Elle fit un retour remarqué au bercail au printemps 2024 et reprit son combat avec une détermination sans faille. Aujourd’hui, elle franchit une étape cruciale en briguant officiellement la magistrature suprême en tant que candidate indépendante n’étant affiliée à aucun parti politique, contrairement à ses deux concurrentes.
Une nouvelle dynamique
Faut-il prendre au sérieux la candidature de Mme Neghza au prochain scrutin présidentiel? D’autant plus qu’il existerait, en haut lieu, une volonté de booster la candidature de plusieurs femmes, afin de donner des couleurs au prochain scrutin, au demeurant assez terne.
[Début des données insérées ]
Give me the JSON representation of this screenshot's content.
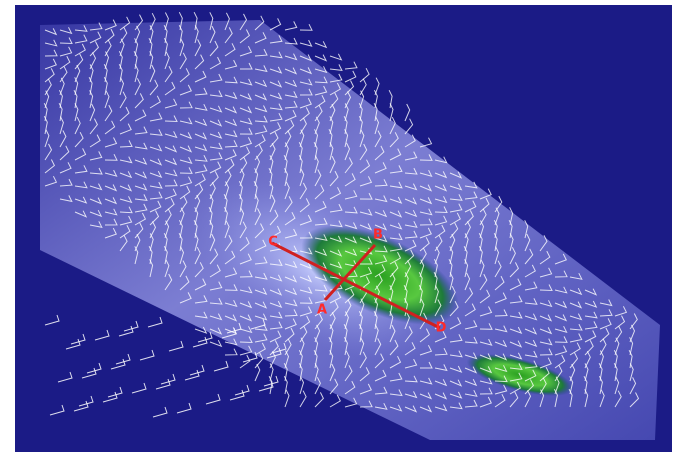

Selon les observateurs politiques à Alger, cette candidature apporte une certaine dynamique à la campagne actuelle. Pour preuve : la candidature de cette femme d’affaires a bénéficié d’une large couverture médiatique. Ainsi, pas moins de 13 chaînes de télévision, y compris des chaînes étatiques, étaient présentes à sa cérémonie d’annonce de candidature. A contrario, quand l’opposante et magistrate Zoubida Assoul officialisait début mars son engagement à postuler pour la magistrature suprême, aucun journaliste n’avait fait le déplacement!
Volontarisme
Cela dit, il reste moins de quarante jours pour recueillir les 600 signatures d’élus ou de 50 000 électeurs obligatoires pour valider son dossier auprès de l’Autorité nationale indépendante des élections. Difficile mais pas impossible pour une femme d’affaires qui ne manque ni de ressources ni de volonté.
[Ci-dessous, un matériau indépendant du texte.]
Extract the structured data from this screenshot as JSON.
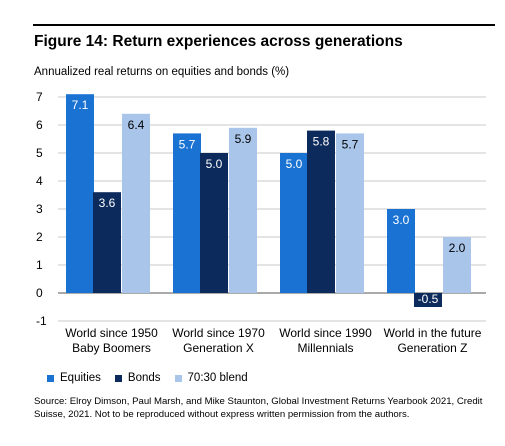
{
  "figure": {
    "title": "Figure 14: Return experiences across generations",
    "subtitle": "Annualized real returns on equities and bonds (%)",
    "source": "Source: Elroy Dimson, Paul Marsh, and Mike Staunton, Global Investment Returns Yearbook 2021, Credit Suisse, 2021. Not to be reproduced without express written permission from the authors."
  },
  "colors": {
    "Equities": "#1a73d3",
    "Bonds": "#0c2a5c",
    "70:30 blend": "#a9c6ea"
  },
  "chart_data": {
    "type": "bar",
    "title": "Figure 14: Return experiences across generations",
    "ylabel": "Annualized real returns on equities and bonds (%)",
    "xlabel": "",
    "categories": [
      [
        "World since 1950",
        "Baby Boomers"
      ],
      [
        "World since 1970",
        "Generation X"
      ],
      [
        "World since 1990",
        "Millennials"
      ],
      [
        "World in the future",
        "Generation Z"
      ]
    ],
    "series": [
      {
        "name": "Equities",
        "values": [
          7.1,
          5.7,
          5.0,
          3.0
        ]
      },
      {
        "name": "Bonds",
        "values": [
          3.6,
          5.0,
          5.8,
          -0.5
        ]
      },
      {
        "name": "70:30 blend",
        "values": [
          6.4,
          5.9,
          5.7,
          2.0
        ]
      }
    ],
    "ylim": [
      -1,
      7
    ],
    "yticks": [
      -1,
      0,
      1,
      2,
      3,
      4,
      5,
      6,
      7
    ],
    "grid": true,
    "legend": "bottom-left"
  }
}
Un exemple? Cette femme de fer s’est engagée en 2017, en partenariat avec une entreprise espagnole, à réaliser 700 logements à Oran et Ouargla pour la gendarmerie nationale.
Coup de théâtre : juste après l’attribution du marché, les Espagnols se désistent. Dépitée, Saïda Neghza est hospitalisée pendant 24 jours. Mais, en pleine convalescence, elle reprend le travail et vend ses biens personnels pour assurer la poursuite du chantier.
Une leçon de courage et de ténacité.